這卻是胡亂猜測了。
程朱氏眸光不善。
若這儀姐兒當真不貞,那麼她與睿兒的親事便要另行思量了。遣出程府卻是不可的,要叫外人知曉他們程家出了這麼一個,往後還如何在京中立足。
不如直接減免了成親之禮,將她許給睿兒為妾。待他往後痴症好了,也便於另尋個正妻。
她沖李媽媽遞過去一眼,李媽媽便哪裡還有不明白的。
她上前去,制住阮玉儀,低聲道,「冒犯了,表小姐,這是夫人的吩咐。」她心裡是不覺得這位小表姐會做出不檢點之事的,畢竟她曾為大公子守節一年,若真按捺不住,何必等到如今。
阮玉儀想掙脫,無奈李媽媽的手與鐵鉗無異,死死將她摁住。她微微側臉,木香也被制住了,門口則有人守著,使得無人能入內。
一個婢子上前來,扯過她的衣襟。
她只覺脖頸處一陣涼意,似有毒蛇覆上她的肩頸處,將她死死纏繞,透不上氣來。她不再掙扎,怔愣著不知作何反應。
耳邊充斥著幾聲倒吸涼氣的聲音。
不過只褪下了一小塊衣物,可就是那原本應是光潔的肌膚,卻無一處好的。紅痕點點,只消瞥一眼,便覺曖昧無比。
那三兩個侍婢已羞得垂下了頭,滿面緋紅。
程朱氏重重吐出一口氣,程家供她吃穿,自覺不算是虧待了她,便是原來的夫君另有了家人,也替她打算了下家。
可她呢?並非是攔著她再嫁,可眼下有婚約在身,那便是萬萬容不得的,只是委屈了睿兒,原以為的良人,竟是如此。
想來想去,她還是覺著氣不過,衝上前去,甩了阮玉儀一個巴掌。
這一下真是使了狠勁兒的,她被打偏了頭,鬢髮散亂,發上珠穗晃動不止,眼眶旋即紅了起來,襯著脖頸處的紅痕,端的是一副楚楚可憐的模樣。

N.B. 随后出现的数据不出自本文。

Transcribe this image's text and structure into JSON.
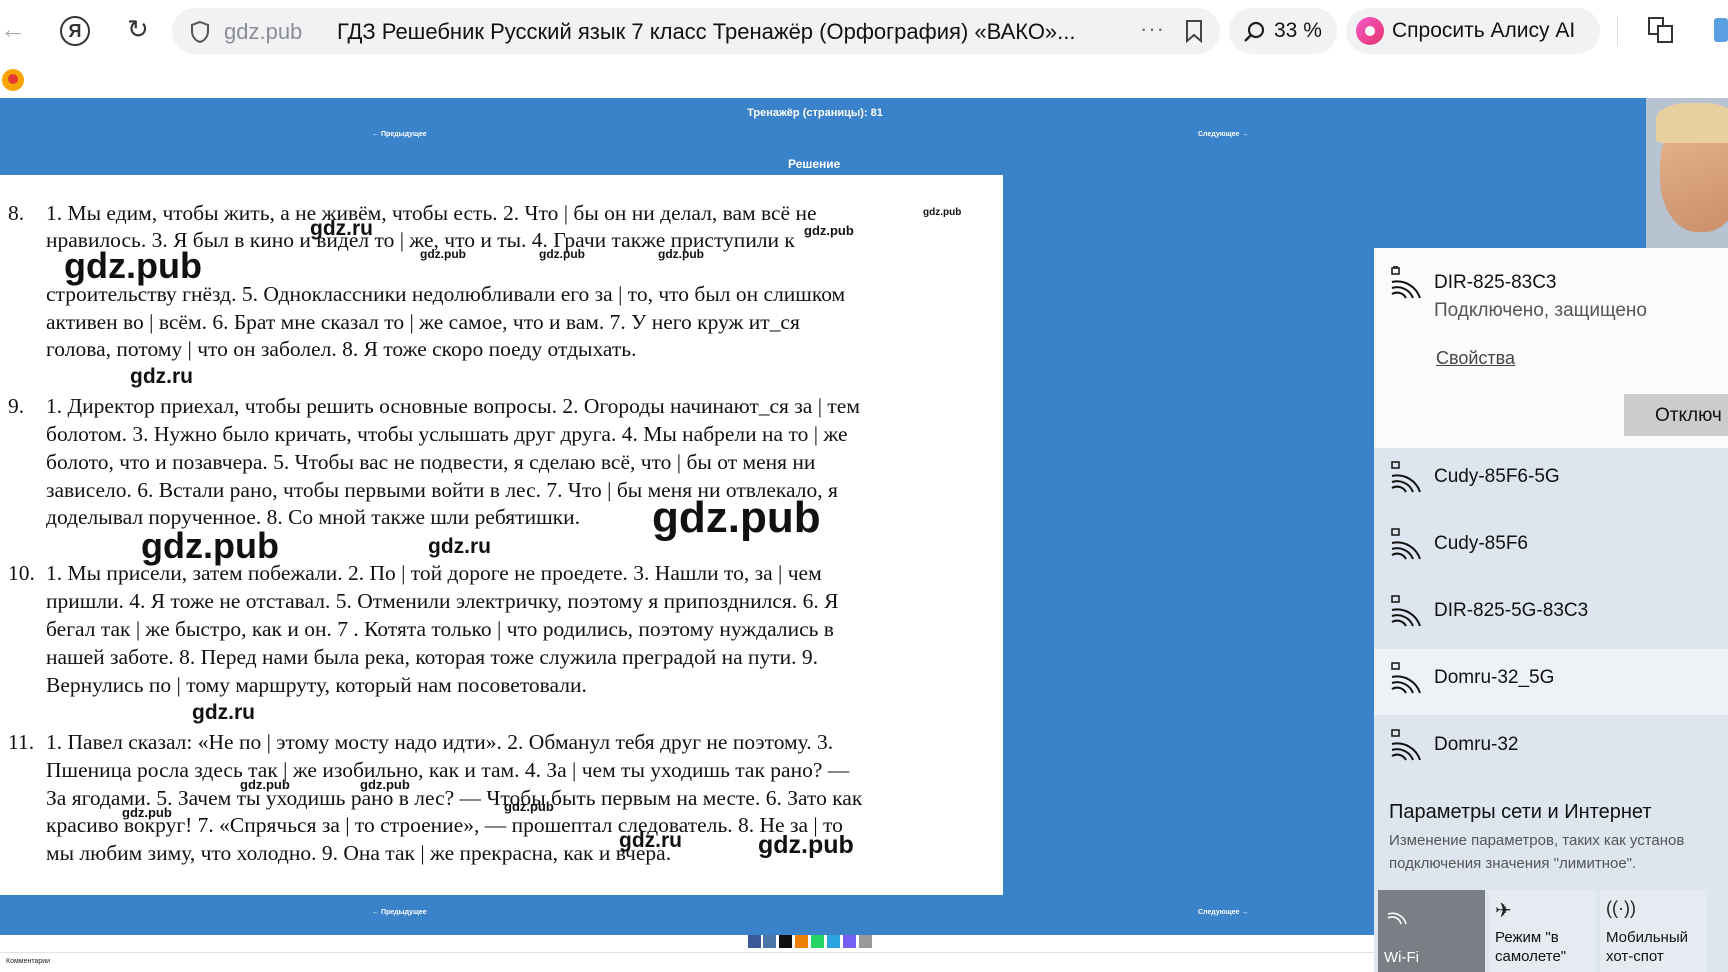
{
  "browser": {
    "domain": "gdz.pub",
    "tab_title": "ГДЗ Решебник Русский язык 7 класс Тренажёр (Орфография) «ВАКО»...",
    "zoom": "33 %",
    "alice": "Спросить Алису AI"
  },
  "page": {
    "header_title": "Тренажёр (страницы): 81",
    "prev": "← Предыдущее",
    "next": "Следующее →",
    "solution": "Решение",
    "comments": "Комментарии"
  },
  "exercise": {
    "n8": "8.",
    "n9": "9.",
    "n10": "10.",
    "n11": "11.",
    "l01": "1. Мы едим, чтобы жить, а не живём, чтобы есть. 2. Что | бы он ни делал, вам всё не",
    "l02": "нравилось. 3. Я был в кино и видел то | же, что и ты. 4. Грачи также приступили к",
    "l03": "строительству гнёзд. 5. Одноклассники недолюбливали его за | то, что был он слишком",
    "l04": "активен во | всём. 6. Брат мне сказал то | же самое, что и вам. 7. У него круж ит_ся",
    "l05": "голова, потому | что он заболел. 8. Я тоже скоро поеду отдыхать.",
    "l06": "1. Директор приехал, чтобы решить основные вопросы. 2. Огороды начинают_ся за | тем",
    "l07": "болотом. 3. Нужно было кричать, чтобы услышать друг друга. 4. Мы набрели на то | же",
    "l08": "болото, что и позавчера. 5. Чтобы вас не подвести, я сделаю всё, что | бы от меня ни",
    "l09": "зависело. 6. Встали рано, чтобы первыми войти в лес. 7. Что | бы меня ни отвлекало, я",
    "l10": "доделывал порученное. 8. Со мной также шли ребятишки.",
    "l11": "1. Мы присели, затем побежали. 2. По | той дороге не проедете. 3. Нашли то, за | чем",
    "l12": "пришли. 4. Я тоже не отставал. 5. Отменили электричку, поэтому я припозднился. 6. Я",
    "l13": "бегал так | же быстро, как и он. 7 . Котята только | что родились, поэтому нуждались в",
    "l14": "нашей заботе. 8. Перед нами была река, которая тоже служила преградой на пути. 9.",
    "l15": "Вернулись по | тому маршруту, который нам посоветовали.",
    "l16": "1. Павел сказал: «Не по | этому мосту надо идти». 2. Обманул тебя друг не поэтому. 3.",
    "l17": "Пшеница росла здесь так | же изобильно, как и там. 4. За | чем ты уходишь так рано? —",
    "l18": "За ягодами. 5. Зачем ты уходишь рано в лес? — Чтобы быть первым на месте. 6. Зато как",
    "l19": "красиво вокруг! 7. «Спрячься за | то строение», — прошептал следователь. 8. Не за | то",
    "l20": "мы любим зиму, что холодно. 9. Она так | же прекрасна, как и вчера."
  },
  "watermarks": {
    "pub": "gdz.pub",
    "ru": "gdz.ru"
  },
  "wifi": {
    "connected_name": "DIR-825-83C3",
    "connected_status": "Подключено, защищено",
    "properties": "Свойства",
    "disconnect": "Отключ",
    "networks": [
      "Cudy-85F6-5G",
      "Cudy-85F6",
      "DIR-825-5G-83C3",
      "Domru-32_5G",
      "Domru-32"
    ],
    "settings_title": "Параметры сети и Интернет",
    "settings_desc1": "Изменение параметров, таких как установ",
    "settings_desc2": "подключения значения \"лимитное\".",
    "tile_wifi": "Wi-Fi",
    "tile_airplane1": "Режим \"в",
    "tile_airplane2": "самолете\"",
    "tile_hotspot1": "Мобильный",
    "tile_hotspot2": "хот-спот"
  },
  "colors": {
    "page_blue": "#3a82c9",
    "panel_bg": "#dde5ee",
    "red_letter": "#d32f2f"
  }
}
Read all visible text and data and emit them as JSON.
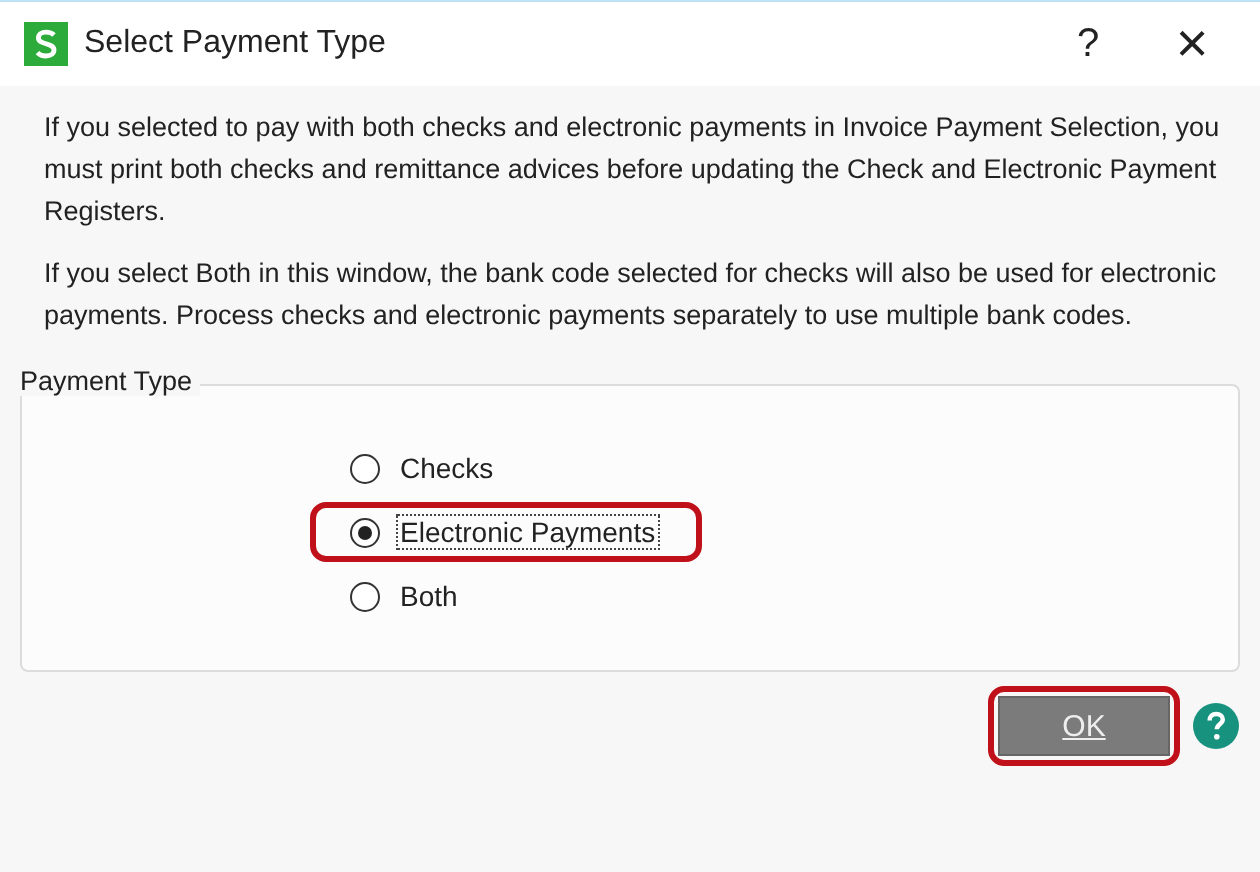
{
  "window": {
    "title": "Select Payment Type",
    "help_glyph": "?",
    "close_glyph": "×"
  },
  "paragraphs": [
    "If you selected to pay with both checks and electronic payments in Invoice Payment Selection, you must print both checks and remittance advices before updating the Check and Electronic Payment Registers.",
    "If you select Both in this window, the bank code selected for checks will also be used for electronic payments. Process checks and electronic payments separately to use multiple bank codes."
  ],
  "payment_type": {
    "label": "Payment Type",
    "options": [
      {
        "label": "Checks",
        "selected": false,
        "highlighted": false
      },
      {
        "label": "Electronic Payments",
        "selected": true,
        "highlighted": true
      },
      {
        "label": "Both",
        "selected": false,
        "highlighted": false
      }
    ]
  },
  "ok_button": {
    "label": "OK",
    "highlighted": true
  }
}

昭容最看不得她這樣子,分明是她失貞在先,倒顯得她們欺負了她似的。
「妹妹這又是何苦呢,」她假裝嘆惋,真像是在可憐一個不懂事的么妹似的,「鬧成這樣,誰臉上也過不去。」
阮玉儀垂著頭,只覺腦中嗡嗡作響,什麼話也辯駁不出。她有她的緣由為真,可與人苟合也不假。可笑的是,幾番雲雨,她竟連對方是誰也不知。
程朱氏瞥了長公主一眼,心中快慰,幸而她還是個懂事的。可程朱氏卻沒想到,若非程行秋領人進門,事情也不會鬧到這般不好收場的地步。